Thread is fresh (1 point, 2 comments at post time). Two existing comments: `debarshri` says they're building "something similar... for remote agents", OP asks them what exactly. No hostile or off-topic norm yet; the thread-shape is "design feedback welcomed."

## My reply

```
(disclosure: I work on FailProof AI: https://github.com/exospherehost/failproofai)

The "too much freedom" framing is fair, but `python3 -c` and `node -e` as core commands re-open most of it. Once the agent runs `python3 -c "import shutil; shutil.rmtree(p)"`, the fs ops happen inside the Python runtime, not your bash interpreter, so the sandbox's structured-feedback layer never sees them. Same for `node -e "require('fs').unlinkSync(...)"`. Either intercept at the syscall layer, or pre-parse the inline source and refuse blocked imports. Adjacent angle: agents also call Edit/Write/MCP tools that bypass Bash entirely, so a Bash-only sandbox leaves that surface uncovered. The complementary seam is the harness's PreToolUse hook, which sees every tool call before any executor runs:

import { customPolicies, allow, deny } from "failproofai";

customPolicies.add({
name: "block-inline-eval",
match: { events: ["PreToolUse"] },
fn: ({ toolName, toolInput }) => {
if (toolName !== "Bash") return allow();
if (/\b(python3?|node)\s+-(c|e)\b/i.test(toolInput?.command ?? "")) {
return deny("inline -c/-e blocked; drop a script file instead");
}
return allow();
},
});
```

## Insight for the FailProof team

- Capsule Bash competes for the same problem ("agent does dangerous things via shell") but at a *different layer*: a sandboxed executor that the agent calls into, not a hook that gates the call. That's a real architectural choice and worth being explicit about in the README/docs. The "where in the stack does the policy decision live" framing is becoming the most reliable way to differentiate FailProof from sandbox-shaped competitors (Cordon, AgentPort, AegisProxy, Capsule Bash, SmolVM, etc.). Lead with the seam diagram, not the policy catalog.
- The `python3 -c` / `node -e` escape-hatch observation is concrete and reusable. It's the same family of failure as GTFOBins-style allowlist bypass: the surface area of a "safe shell" includes language interpreters that re-introduce the unsafe surface inside a single command.

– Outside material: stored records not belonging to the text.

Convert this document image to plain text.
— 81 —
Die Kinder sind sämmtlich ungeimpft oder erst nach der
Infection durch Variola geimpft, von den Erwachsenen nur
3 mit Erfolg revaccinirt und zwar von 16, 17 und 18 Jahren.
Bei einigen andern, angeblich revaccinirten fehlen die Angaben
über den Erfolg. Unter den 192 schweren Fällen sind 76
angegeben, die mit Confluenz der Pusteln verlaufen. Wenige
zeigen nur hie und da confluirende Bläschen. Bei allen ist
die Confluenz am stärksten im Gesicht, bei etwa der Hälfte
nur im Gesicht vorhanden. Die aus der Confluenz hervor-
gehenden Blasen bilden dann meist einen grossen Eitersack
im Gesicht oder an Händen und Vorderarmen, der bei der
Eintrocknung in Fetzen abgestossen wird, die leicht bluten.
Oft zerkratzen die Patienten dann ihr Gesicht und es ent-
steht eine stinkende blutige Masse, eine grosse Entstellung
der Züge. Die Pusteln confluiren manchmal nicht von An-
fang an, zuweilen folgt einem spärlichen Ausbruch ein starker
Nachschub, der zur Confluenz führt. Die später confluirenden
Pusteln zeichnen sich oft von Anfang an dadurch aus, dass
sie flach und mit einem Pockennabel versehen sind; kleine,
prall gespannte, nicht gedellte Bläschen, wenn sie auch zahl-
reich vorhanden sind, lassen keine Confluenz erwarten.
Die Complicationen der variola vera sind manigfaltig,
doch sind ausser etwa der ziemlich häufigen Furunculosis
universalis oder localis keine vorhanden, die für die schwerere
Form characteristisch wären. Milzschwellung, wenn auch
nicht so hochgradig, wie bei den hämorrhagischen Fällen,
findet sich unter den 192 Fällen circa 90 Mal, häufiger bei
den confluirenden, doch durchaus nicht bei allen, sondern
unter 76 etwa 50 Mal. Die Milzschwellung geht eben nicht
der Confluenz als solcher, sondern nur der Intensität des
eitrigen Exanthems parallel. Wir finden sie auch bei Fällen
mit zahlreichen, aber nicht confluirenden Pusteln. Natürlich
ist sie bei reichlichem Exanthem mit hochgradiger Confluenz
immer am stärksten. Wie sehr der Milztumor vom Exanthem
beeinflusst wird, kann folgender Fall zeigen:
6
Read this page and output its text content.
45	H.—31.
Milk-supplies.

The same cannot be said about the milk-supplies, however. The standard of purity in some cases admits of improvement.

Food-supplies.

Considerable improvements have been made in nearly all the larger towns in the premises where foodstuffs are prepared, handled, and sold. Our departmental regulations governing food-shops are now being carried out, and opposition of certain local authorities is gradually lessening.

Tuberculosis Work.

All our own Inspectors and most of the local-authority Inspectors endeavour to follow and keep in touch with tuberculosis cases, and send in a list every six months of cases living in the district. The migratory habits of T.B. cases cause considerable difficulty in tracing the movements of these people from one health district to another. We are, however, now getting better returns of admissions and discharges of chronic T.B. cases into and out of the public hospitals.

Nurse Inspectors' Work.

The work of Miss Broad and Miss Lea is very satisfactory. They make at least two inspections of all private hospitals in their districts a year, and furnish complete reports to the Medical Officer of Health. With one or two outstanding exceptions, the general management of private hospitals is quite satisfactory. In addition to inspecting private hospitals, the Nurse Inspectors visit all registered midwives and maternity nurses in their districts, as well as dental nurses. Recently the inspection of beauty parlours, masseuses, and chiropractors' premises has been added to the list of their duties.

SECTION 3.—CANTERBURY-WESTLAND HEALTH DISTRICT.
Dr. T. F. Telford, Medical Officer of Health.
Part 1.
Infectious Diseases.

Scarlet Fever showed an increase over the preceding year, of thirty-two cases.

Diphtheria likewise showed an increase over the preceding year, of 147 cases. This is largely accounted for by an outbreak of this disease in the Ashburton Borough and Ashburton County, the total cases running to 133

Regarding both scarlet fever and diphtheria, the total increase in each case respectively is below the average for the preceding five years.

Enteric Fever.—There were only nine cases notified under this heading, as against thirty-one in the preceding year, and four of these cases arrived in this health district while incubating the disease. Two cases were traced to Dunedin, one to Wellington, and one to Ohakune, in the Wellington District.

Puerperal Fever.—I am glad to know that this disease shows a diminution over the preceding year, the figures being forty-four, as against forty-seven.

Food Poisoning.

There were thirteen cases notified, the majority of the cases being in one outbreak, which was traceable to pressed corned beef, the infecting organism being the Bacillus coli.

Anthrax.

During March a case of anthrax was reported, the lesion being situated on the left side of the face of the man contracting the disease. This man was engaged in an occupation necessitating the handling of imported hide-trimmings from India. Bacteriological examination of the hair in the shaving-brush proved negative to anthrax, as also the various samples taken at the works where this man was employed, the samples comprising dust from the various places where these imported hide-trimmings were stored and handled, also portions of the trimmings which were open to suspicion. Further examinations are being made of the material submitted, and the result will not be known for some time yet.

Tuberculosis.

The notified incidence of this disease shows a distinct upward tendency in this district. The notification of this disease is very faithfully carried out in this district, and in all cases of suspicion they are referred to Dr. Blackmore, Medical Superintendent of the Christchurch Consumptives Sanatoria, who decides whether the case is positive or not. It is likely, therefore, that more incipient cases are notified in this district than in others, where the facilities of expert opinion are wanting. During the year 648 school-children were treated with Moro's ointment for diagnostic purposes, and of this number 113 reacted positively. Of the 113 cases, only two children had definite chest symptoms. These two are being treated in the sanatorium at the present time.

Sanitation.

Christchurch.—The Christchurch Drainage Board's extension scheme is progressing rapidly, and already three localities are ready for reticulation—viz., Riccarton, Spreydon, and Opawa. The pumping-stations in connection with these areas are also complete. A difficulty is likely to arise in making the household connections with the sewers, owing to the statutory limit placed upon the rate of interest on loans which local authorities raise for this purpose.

A blog post titled something like "Why `python3 -c` is the hardest thing to sandbox" would land naturally on threads like this.
- Worth noting: the OP explicitly invites *missing* commands as feedback. The thread norm here is constructive feature-add, not punitive critique. My draft picks the right tone (acknowledge the framing, show the gap, offer a complementary seam) but the line between "constructive critique" and "pitch" is thin on Show HN. If this gets flagged, the failure mode would be that the snippet reads as ad-copy more than the prose does.
- Track Capsule Bash as a sibling project. If they grow, the user-facing pitch is "you don't need FailProof if you've fully replaced the executor" — which is true at the bash boundary, false at the Edit/Write/MCP boundary. Have an honest comparison page ready (we already do this for Cordon, AgentPort).

## Notes / findings

- Used the `browser-use` CLI subprocess form for parts of the read flow because `browser_extract_content` returned "No content extracted" twice on hn.algolia.com result pages (likely because the MCP env doesn't have an LLM key set for that primitive). MCP `browser_get_state` worked fine; the CLI eval path is the reliable fallback for structured DOM extraction.
- Algolia's "Past Week" filter on date-sorted searches surfaces a manageable result set (~5-20 items per query) that's fast to triage. Past-week + sort-by-popularity is overkill for fresh threads. Past-week + sort-by-date is the right default for this harness.
- Reply form rendered on this thread (`textarea[name=text]` present); thread is well within HN's reply window.
- Cross-thread duplicate check on `item?id=48009460` returned clean across `drafts/`, `comments/`, and open PRs.
- `browser-use close` resolves the MCP/CLI session-lock conflict (`Session 'default' is already running with different config`); standard recovery, no surprise.
- ASCII punctuation only in the reply body. No em-dashes, en-dashes, fancy ellipses, curly quotes, or unicode arrows.